Il dit clairement « si quelqu’un, un policier ou un gendarme, tente de vous humilier… vous fatiguer.. », il parle explicitement de la minorité de policiers et de gendarmes qui, sous le prétexte fallacieux de chasse aux microbes, fait des rafles intempestives avec leur cortège de tractations en vue d’une libération. À ce titre, cela rentre dans les attributions du Maire qui a un pouvoir de police. Nous avons ici un discours simple direct, en situation, donc exophorique.
Toute l’épine dorsale de cette intervention réside sur les termes « fatigués, humilié » qui sont des mots dépréciatifs qui s’opposent au mot « protégé » qui, lui, est mélioratif. Ces mots disparaissent étrangement de l’intervention des rapporteurs de mauvaise foi et nous tombons dans la caricature.

- Le code
Le candidat utilise un ensemble de représentations métalinguistiques pour se rendre accessible.

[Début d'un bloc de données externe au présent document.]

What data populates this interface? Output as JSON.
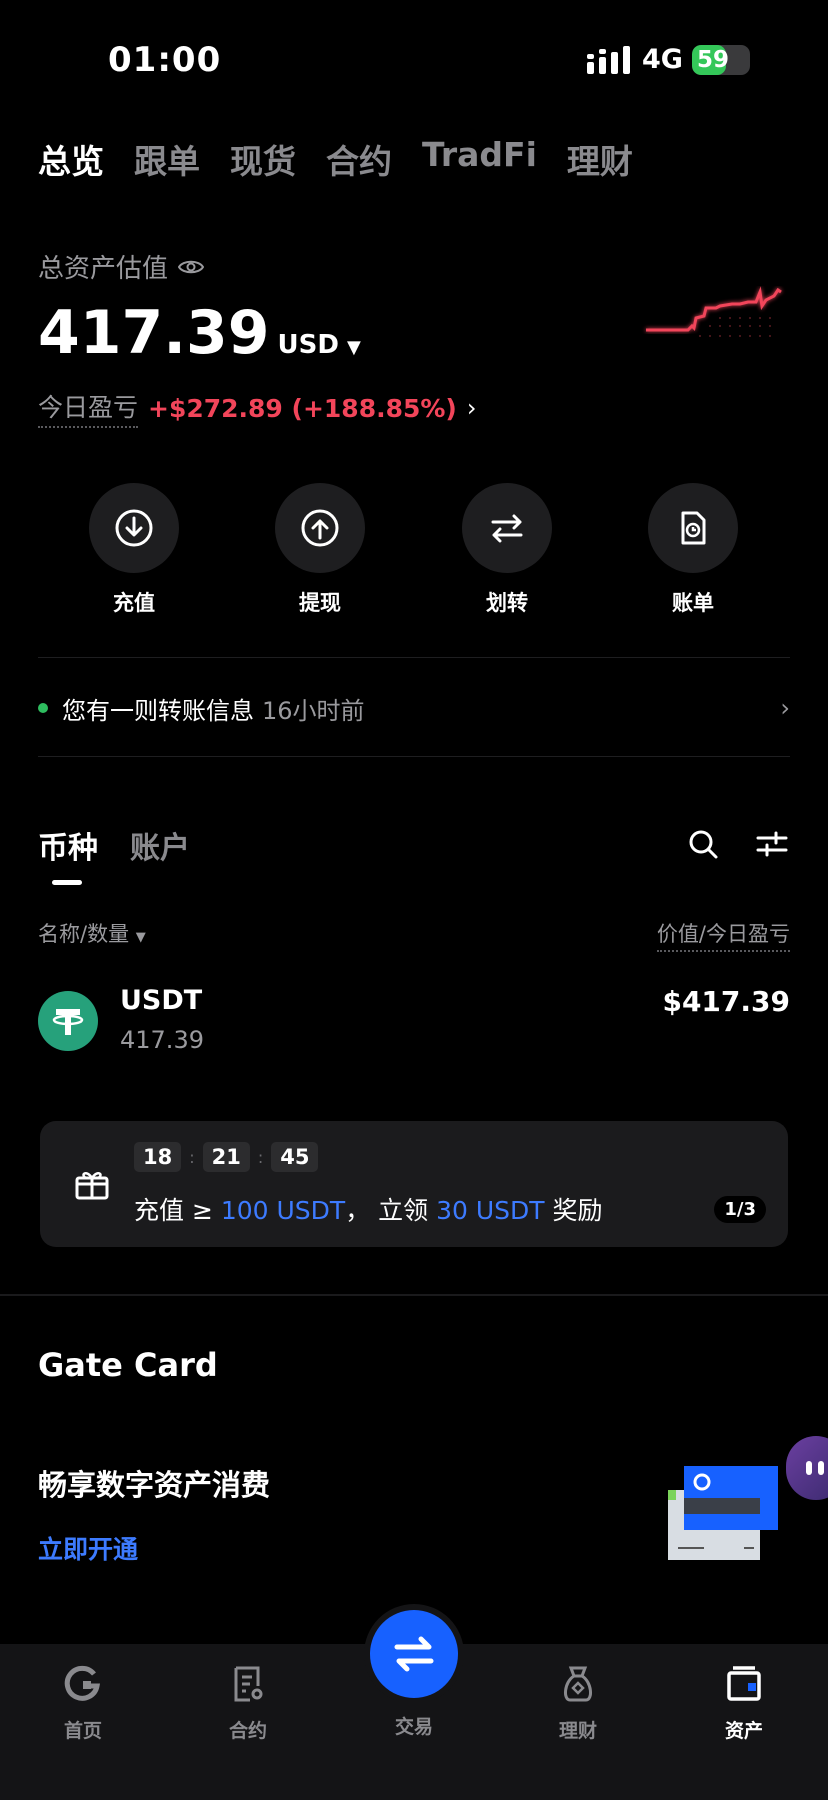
{
  "status_bar": {
    "time": "01:00",
    "network": "4G",
    "battery": "59",
    "battery_level": 0.59
  },
  "top_tabs": [
    {
      "label": "总览",
      "active": true
    },
    {
      "label": "跟单",
      "active": false
    },
    {
      "label": "现货",
      "active": false
    },
    {
      "label": "合约",
      "active": false
    },
    {
      "label": "TradFi",
      "active": false
    },
    {
      "label": "理财",
      "active": false
    }
  ],
  "overview": {
    "asset_label": "总资产估值",
    "total_value": "417.39",
    "currency": "USD",
    "pnl_label": "今日盈亏",
    "pnl_value": "+$272.89 (+188.85%)"
  },
  "colors": {
    "accent": "#1761ff",
    "link": "#3d7bff",
    "loss_red": "#f2455a",
    "online_green": "#2ebd5f",
    "usdt_green": "#26a17b"
  },
  "actions": [
    {
      "label": "充值",
      "icon": "deposit-icon"
    },
    {
      "label": "提现",
      "icon": "withdraw-icon"
    },
    {
      "label": "划转",
      "icon": "transfer-icon"
    },
    {
      "label": "账单",
      "icon": "bill-icon"
    }
  ],
  "notice": {
    "text": "您有一则转账信息",
    "time": "16小时前"
  },
  "asset_tabs": [
    {
      "label": "币种",
      "active": true
    },
    {
      "label": "账户",
      "active": false
    }
  ],
  "list_header": {
    "left": "名称/数量",
    "right": "价值/今日盈亏"
  },
  "coins": [
    {
      "symbol": "USDT",
      "amount": "417.39",
      "value": "$417.39"
    }
  ],
  "promo": {
    "countdown": [
      "18",
      "21",
      "45"
    ],
    "text_1": "充值 ≥ ",
    "hl_1": "100 USDT",
    "text_2": "， 立领 ",
    "hl_2": "30 USDT",
    "text_3": " 奖励",
    "page": "1/3"
  },
  "gate_card": {
    "title": "Gate Card",
    "subtitle": "畅享数字资产消费",
    "link": "立即开通"
  },
  "bottom_nav": [
    {
      "label": "首页",
      "icon": "home-icon",
      "active": false
    },
    {
      "label": "合约",
      "icon": "futures-icon",
      "active": false
    },
    {
      "label": "交易",
      "icon": "trade-icon",
      "active": false
    },
    {
      "label": "理财",
      "icon": "earn-icon",
      "active": false
    },
    {
      "label": "资产",
      "icon": "wallet-icon",
      "active": true
    }
  ]
}
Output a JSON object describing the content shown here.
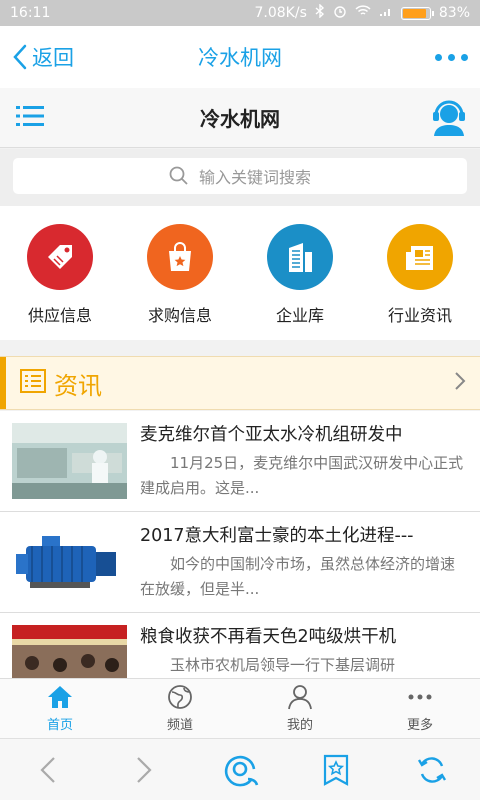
{
  "status_bar": {
    "time": "16:11",
    "network_speed": "7.08K/s",
    "battery_text": "83%",
    "battery_level": 0.83
  },
  "topbar": {
    "back_label": "返回",
    "title": "冷水机网"
  },
  "subheader": {
    "site_name": "冷水机网"
  },
  "search": {
    "placeholder": "输入关键词搜索"
  },
  "categories": [
    {
      "label": "供应信息",
      "color": "#d8292f",
      "icon": "tag-icon"
    },
    {
      "label": "求购信息",
      "color": "#f0651f",
      "icon": "shopping-bag-icon"
    },
    {
      "label": "企业库",
      "color": "#1b8fc7",
      "icon": "building-icon"
    },
    {
      "label": "行业资讯",
      "color": "#f0a500",
      "icon": "newspaper-icon"
    }
  ],
  "section": {
    "title": "资讯"
  },
  "news": [
    {
      "title": "麦克维尔首个亚太水冷机组研发中",
      "desc": "11月25日，麦克维尔中国武汉研发中心正式建成启用。这是..."
    },
    {
      "title": "2017意大利富士豪的本土化进程---",
      "desc": "如今的中国制冷市场，虽然总体经济的增速在放缓，但是半..."
    },
    {
      "title": "粮食收获不再看天色2吨级烘干机",
      "desc": "玉林市农机局领导一行下基层调研"
    }
  ],
  "tabs": [
    {
      "label": "首页",
      "icon": "home-icon"
    },
    {
      "label": "频道",
      "icon": "globe-icon"
    },
    {
      "label": "我的",
      "icon": "user-icon"
    },
    {
      "label": "更多",
      "icon": "more-dots-icon"
    }
  ],
  "colors": {
    "accent": "#1aa1e6",
    "section": "#f0a500"
  }
}
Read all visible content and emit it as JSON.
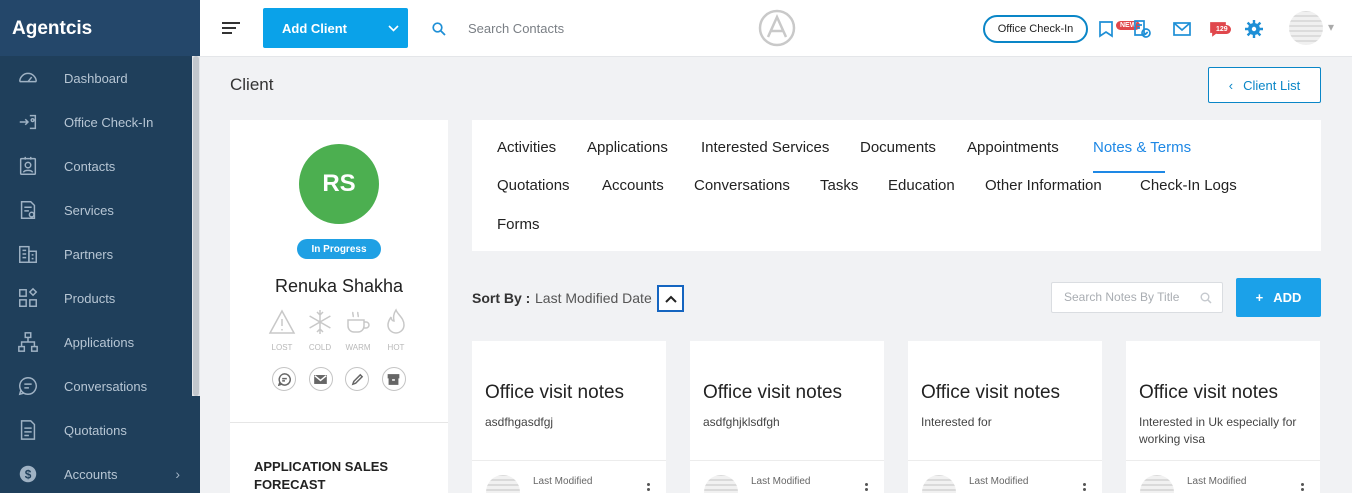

Des mots comme : maman, frère, sœur, protégé, respecté…. Il n’évoque pas par maman et frère une relation biologique. Pour l’Africain c’est un signe de proximité, d’uniformité et de socialité. La sémantique pragmatique impose, ici, en toute bonne foi, de mettre en relation le sens littéral du discours et le contexte situationnel. Ce que les manipulateurs oublient royalement de faire.

Postulat de conclusion.

L’analyse a essayé de démontrer que le discours du candidat Hamed Bakayoko à Abobo est resté dans le cadre des attributions de tout Maire : Veiller au bien-être des populations. Il n’y a pas de bien-être sans sécurité et respect de la personne humaine. La cabale, en cours en ce moment, contient les germes de sa propre faillite car elle soutient le contraire de ce qui a été dit.
Ce type de campagne de désinformation étend, de plus en plus, sa substance vénéneuse dans tout le corps social avec ses risques de dérapage. Derrière la cagoule de leurs faux profils, ces personnes sapent dangereusement les fondamentaux de notre unité nationale et tendent à vouer aux gémonies des franges de notre population. J’invite mes collègues universitaires à nous rejoindre sur le front du rétablissement de la vérité, où qu’elle se trouve, loin des diatribes enflammées, mais par la démonstration froide et neutre de la science.

Docteur Issan Degbeh, Université Péléforo Gon Coulibaly.